Ao fim de dois ou três anos do ritual, começou a avó a retribuir a cortesia, e a neta passou a ser a pessoa a quem ligava para dar os parabéns. O único aniversário assinalado pela matriarca era a 23 de setembro.

A neta tímida, que ficava muito feliz com festas de aniversário e ao mesmo tempo muito nervosa com grandes atenções viradas para ela, era a única que tinha honras de nota à mão no calendário da cozinha, vendido anualmente pelos escuteiros que batiam a todas as portas da aldeia por altura das festas. A única a quem a avó aparentemente distante ligava.

A palavra correu a família e passados poucos anos, 20 de abril passou a ser o dia em que todos ligavam à matriarca - e ela (de forma mais ou menos seletiva, porque afinal a idade permite certas inconveniências sociais) retribuía nos aniversários daqueles que lhe apetecia lembrar e com quem lhe apetecia falar.

A avó não era de resto uma pessoa de trato fácil: autoritária e muito resingona, só se mostrava jovial com Sofia, que tinha aprendido com ela que as pessoas crescem, mas nunca deixam de ser crianças.

Quando a visitava na aldeia, levava a bicicleta velha consigo para dar umas voltas pelas redondezas e a avó repreendia-a sempre, que a bicicleta estava velha e era feia e parecia mal. E Sofia com a resposta pronta, não se deixava ficar, dizia-lhe trocista que então se calhar era melhor não ir à padaria da aldeia do lado buscar o pão que ela gostava mais para não parecer mal e as pessoas não ficarem a falar. A avó contestava com a graçola que só lhe pedia para ir à aldeia do lado para ir buscar o pão porque ela estava a ficar com um grande rabo e a neta dizia com um medo fingido que nesse caso ia já a correr fazer a volta de bicicleta antes que a avó decidisse aproveitar as suas coxas para presuntos.

A verdade é que a bicicleta que Sofia idealizara antes de lhe terem oferecido aquela que usava - e que era muito prática - era bem diferente; mas como acontece muitas vezes, deram o presente à parte de si que ela mostrava, e não à parte de si que ela guardava para as ocasiões especiais (o que aliás é um erro frequente na arte de dar prendas! Tendemos a gostar muito mais das coisas que nos oferecem para a pessoa que queremos ser, do que para a pessoa que somos!).

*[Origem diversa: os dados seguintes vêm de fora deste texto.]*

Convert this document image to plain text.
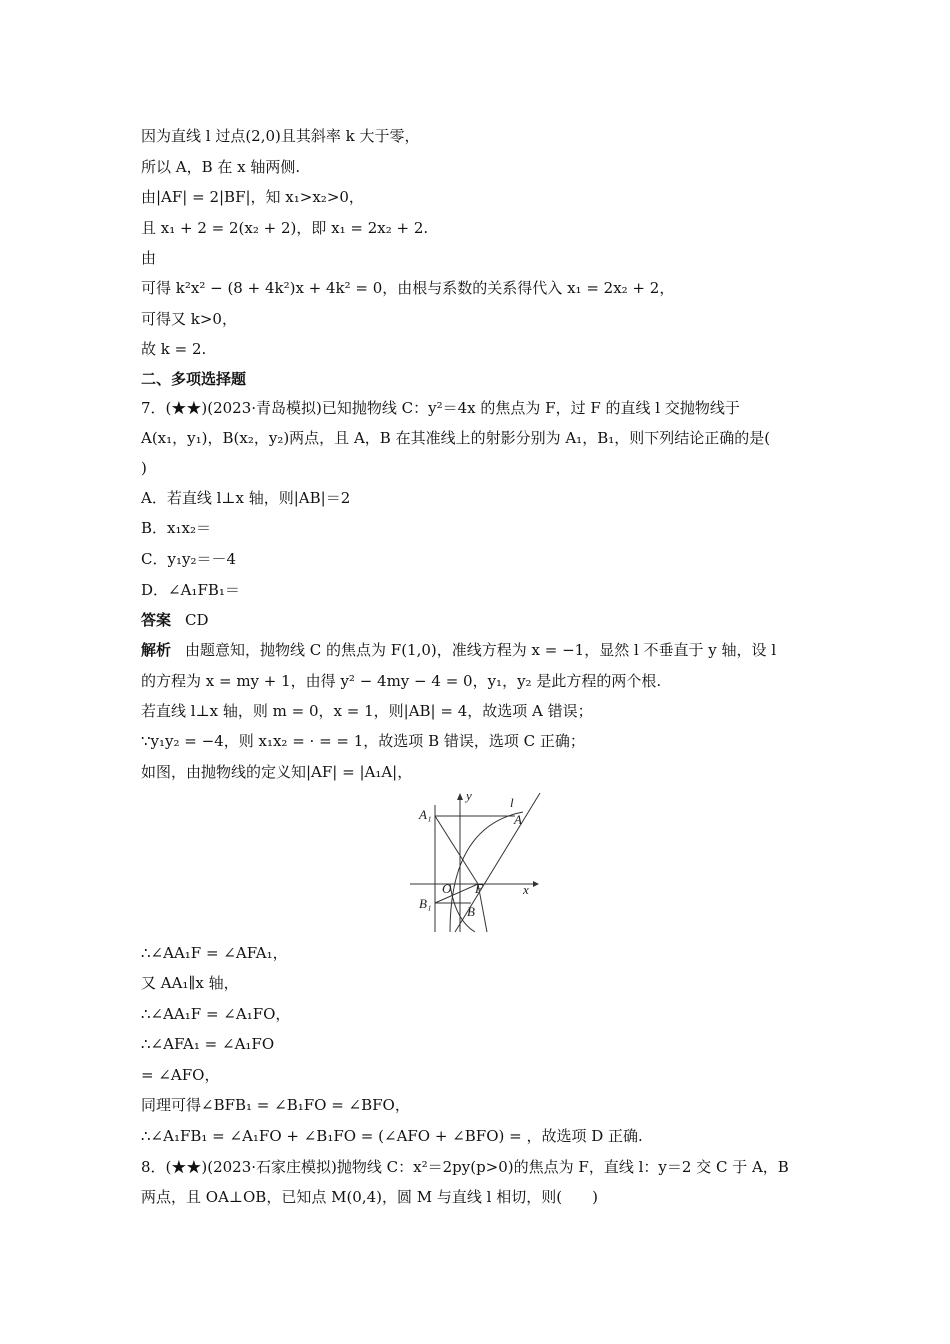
因为直线 l 过点(2,0)且其斜率 k 大于零，
所以 A，B 在 x 轴两侧.
由|AF| = 2|BF|，知 x₁>x₂>0，
且 x₁ + 2 = 2(x₂ + 2)，即 x₁ = 2x₂ + 2.
由
可得 k²x² − (8 + 4k²)x + 4k² = 0，由根与系数的关系得代入 x₁ = 2x₂ + 2，
可得又 k>0，
故 k = 2.
二、多项选择题
7．(★★)(2023·青岛模拟)已知抛物线 C：y²＝4x 的焦点为 F，过 F 的直线 l 交抛物线于
A(x₁，y₁)，B(x₂，y₂)两点，且 A，B 在其准线上的射影分别为 A₁，B₁，则下列结论正确的是(
)
A．若直线 l⊥x 轴，则|AB|＝2
B．x₁x₂＝
C．y₁y₂＝－4
D．∠A₁FB₁＝
答案 CD
解析 由题意知，抛物线 C 的焦点为 F(1,0)，准线方程为 x = −1，显然 l 不垂直于 y 轴，设 l
的方程为 x = my + 1，由得 y² − 4my − 4 = 0，y₁，y₂ 是此方程的两个根.
若直线 l⊥x 轴，则 m = 0，x = 1，则|AB| = 4，故选项 A 错误；
∵y₁y₂ = −4，则 x₁x₂ = · = = 1，故选项 B 错误，选项 C 正确；
如图，由抛物线的定义知|AF| = |A₁A|，
y
x
O F
A
A₁
B
B₁
l
∴∠AA₁F = ∠AFA₁，
又 AA₁∥x 轴，
∴∠AA₁F = ∠A₁FO，
∴∠AFA₁ = ∠A₁FO
= ∠AFO，
同理可得∠BFB₁ = ∠B₁FO = ∠BFO，
∴∠A₁FB₁ = ∠A₁FO + ∠B₁FO = (∠AFO + ∠BFO) = ，故选项 D 正确.
8．(★★)(2023·石家庄模拟)抛物线 C：x²＝2py(p>0)的焦点为 F，直线 l：y＝2 交 C 于 A，B
两点，且 OA⊥OB，已知点 M(0,4)，圆 M 与直线 l 相切，则(　　)
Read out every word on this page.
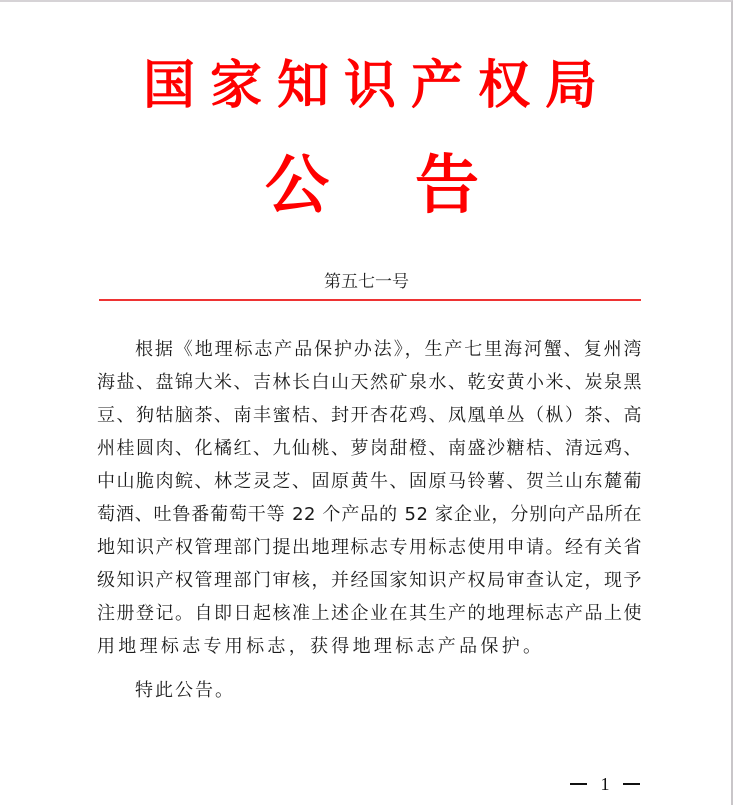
国 家 知 识 产 权 局
公 告
第五七一号
根据《地理标志产品保护办法》，生产七里海河蟹、复州湾
海盐、盘锦大米、吉林长白山天然矿泉水、乾安黄小米、炭泉黑
豆、狗牯脑茶、南丰蜜桔、封开杏花鸡、凤凰单丛（枞）茶、高
州桂圆肉、化橘红、九仙桃、萝岗甜橙、南盛沙糖桔、清远鸡、
中山脆肉鲩、林芝灵芝、固原黄牛、固原马铃薯、贺兰山东麓葡
萄酒、吐鲁番葡萄干等 22 个产品的 52 家企业，分别向产品所在
地知识产权管理部门提出地理标志专用标志使用申请。经有关省
级知识产权管理部门审核，并经国家知识产权局审查认定，现予
注册登记。自即日起核准上述企业在其生产的地理标志产品上使
用地理标志专用标志，获得地理标志产品保护。
特此公告。
1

E lá ficou Sofia com uma boa bicicleta, que coincidentemente era também muito discreta. Embora a jovem gostasse dela, esta tinha pouco a ver com a bicicleta dos seus sonhos e não era cuidada com um esmero de maior.

A avó de Sofia morreu num dia 21 de abril, no dia a seguir ao seu aniversário, uma coincidência que apesar de tudo acabou por ser feliz: toda a gente lhe ligou e Maria do Carmo morreu contente, com a certeza de que era estimada por todos.

Sofia acrescentaria às coisas que aprendeu com avó, além do conhecimento de que toda a gente tem um coração que pode ser derretido com o gesto certo, a consciência de que é importante fazê-lo tanto quanto possível.

E que as pessoas existirão enquanto nos lembrarmos delas.

A partir desse ano, Sofia passou a substituir a chamada que fazia à avó todos os anos com um ritual ligeiramente diferente.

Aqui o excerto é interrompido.